Sunday, November 25, 2012

My "Why"

People often ask you "how did you get into [insert your profession here]?" Answers can vary from it being something that person fell into, something an advisor led them towards, family profession, or a certain special individual who led them towards that path.

For me, my path has been shaped by so many wonderful people in my life; however, two people in particular are to "thank" for leading me to the profession of speech pathology.

The first will be one that makes any student that had a certain AP Government class smile! Mr. Chad Coffey was single-handedly one of the funniest, most captivating teachers I have had (and I have been blessed to have MANY wonderful teachers in my life). For someone to make GOVERNMENT interesting, in itself, is a feat alone...not to mention the man easily wrangled the attention of a classroom with his tangential personal stories, then brought it back to the learning points. For those of you wondering how a government teacher could lead me to speech path, Mr. Coffey occasionally stuttered along with other speech "differences". But it really didn't matter to anyone in the class-- he captivated the classroom with his kindness, knowledge, sense of humor and smile. One day, he mentioned how he felt so lucky to be able to stand up and speak for living (implying that he was able to get past his speech challenges) and I remembered thinking, "what a profound impact...I must look into that." Needless to say, here I am today- less than one month away from graduating and fulfilling that desire a total of almost 6 years later.
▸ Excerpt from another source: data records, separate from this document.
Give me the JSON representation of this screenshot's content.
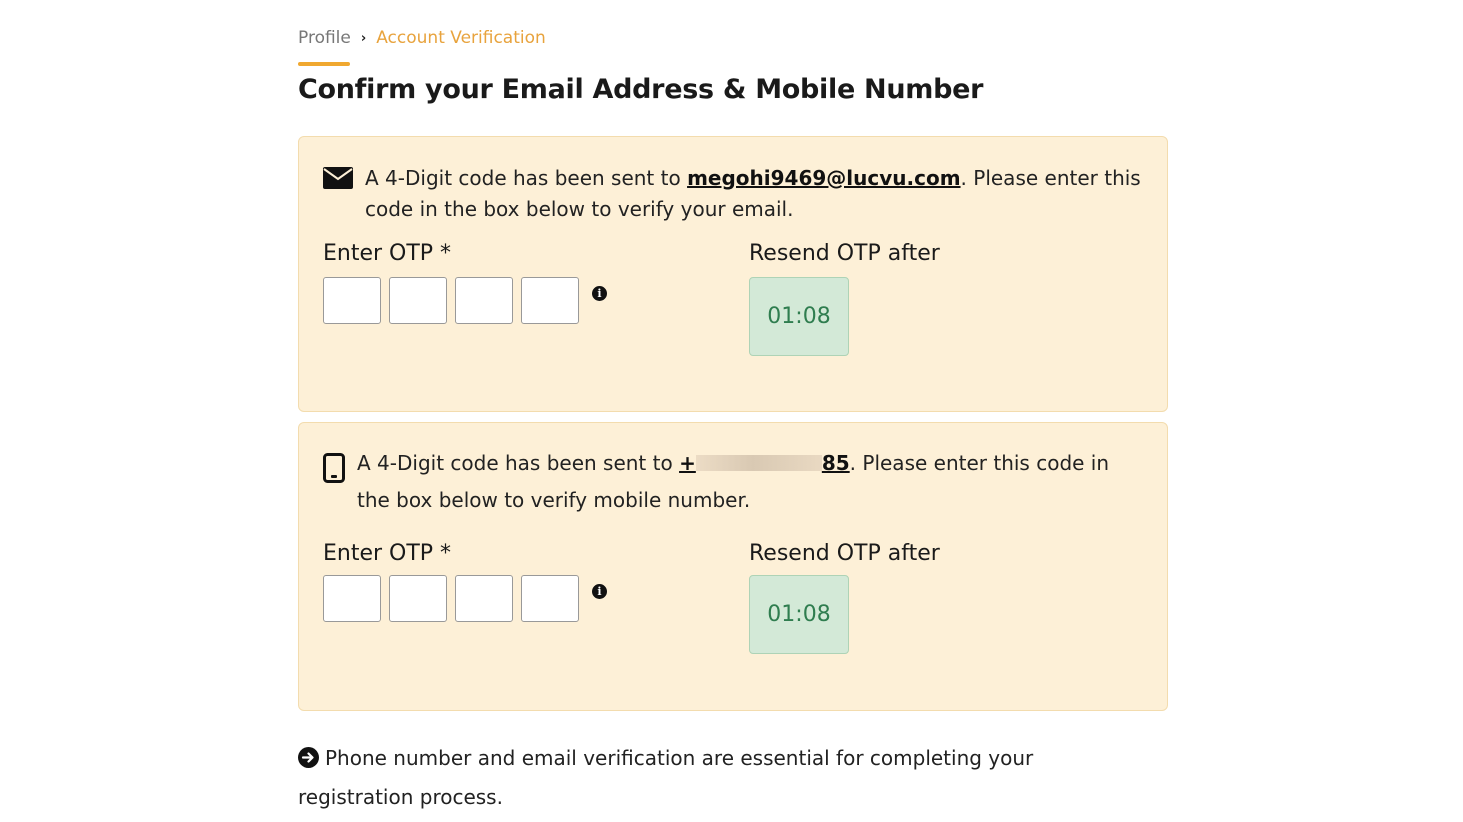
{
  "breadcrumb": {
    "profile": "Profile",
    "current": "Account Verification"
  },
  "page_title": "Confirm your Email Address & Mobile Number",
  "email_card": {
    "message_prefix": "A 4-Digit code has been sent to ",
    "contact": "megohi9469@lucvu.com",
    "message_suffix": ". Please enter this code in the box below to verify your email.",
    "otp_label": "Enter OTP *",
    "resend_label": "Resend OTP after",
    "timer": "01:08",
    "icon": "envelope-icon"
  },
  "phone_card": {
    "message_prefix": "A 4-Digit code has been sent to ",
    "contact_start": "+",
    "contact_end": "85",
    "message_suffix": ". Please enter this code in the box below to verify mobile number.",
    "otp_label": "Enter OTP *",
    "resend_label": "Resend OTP after",
    "timer": "01:08",
    "icon": "mobile-phone-icon"
  },
  "footer_note": "Phone number and email verification are essential for completing your registration process.",
  "colors": {
    "accent": "#f0a830",
    "card_bg": "#fdf0d7",
    "timer_bg": "#d3e9d7",
    "timer_text": "#2f7d4f"
  }
}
The second person is technically a bit cliche, but none the less, demands to be mentioned- my sweet Mom. For those of you who were unable to meet her, I can guarantee you that you would have L-O-V-E-D her. She had the purest of hearts and was selfless, kind, caring, loving, and a darn good mom (especially considering with everything that she was personally dealing with). My Mom was a nurse before she became a stay-at-home mom and while I didn't know her during her "E.R. days", I can only imagine what a great nurse she was. She encompassed all the best qualities of a good healthcare professional -- cool under pressure, full of compassion, hardworking and smart (and every other good adjective you could think to use).

Lord knows my weak stomach and gag reflex wouldn't have made it in nursing (God bless you nurses!), but I was able to find my niche in the healthcare field where I could hopefully make an impact and bring comfort to people's lives in the same way that my Mom did.

As each milestone in my life passes, I always think of my Mom, but this one will bring a new wave of emotion. I feel a little bit more connected to her and know that if she was still around, I would be able to giggle with her over funny patient stories, talk to her with my newly acquired "medical terms" and hear her crazy stories that are similar to my own- it somehow bridges this insurmountable gap that exists.




I truly can't wait to get out there, do what I love, and think of my inspirations that started it all.

Saturday, November 3, 2012

Big Empty Hole!

Well, this day felt like it would never, EVER come....but it did. It came and went faster than I could have ever expected in a million years. Comps, Praxis- they are ALL DONE!!

When I walked up my apartment stairs after being done with Praxis, I felt weird. I sat down on the couch and turned on the TV. Then I looked around with this pang of guilt...my brain was telling me "YOU NEED TO STUDY....what are you doing??? Open a book!! You don't wanna fail, do you?" because that is what I would tell myself anytime I wasn't studying. Now, I have nothing to do. There is a big, empty hole.

Except not really-- there is still LOTS to do, plus I love not having to study like a psychopath anymore. I hope that all my tests went well enough that I don't really have to study ever again. The thought of sitting down for 6-8 hours and studying makes me feel like throwing up all over that very ugly, yellow Praxis book.

So now what? Time to get going on refining that resume/cover letter, looking for jobs, and start being a BRIDE again. Hello wedding planning? I forgot all about you (well, kind of).

I can't wait to catch up with you all. I feel like I have just been the worst, most self-absorbed person with all these tests. Can't wait to get back to what I love -- all my beautiful friends, family, and LIFE! 

Thanks for all the sweet texts, FB messages, and phone calls. I've said it once and I'll say it again, I have the best friends and family EVER.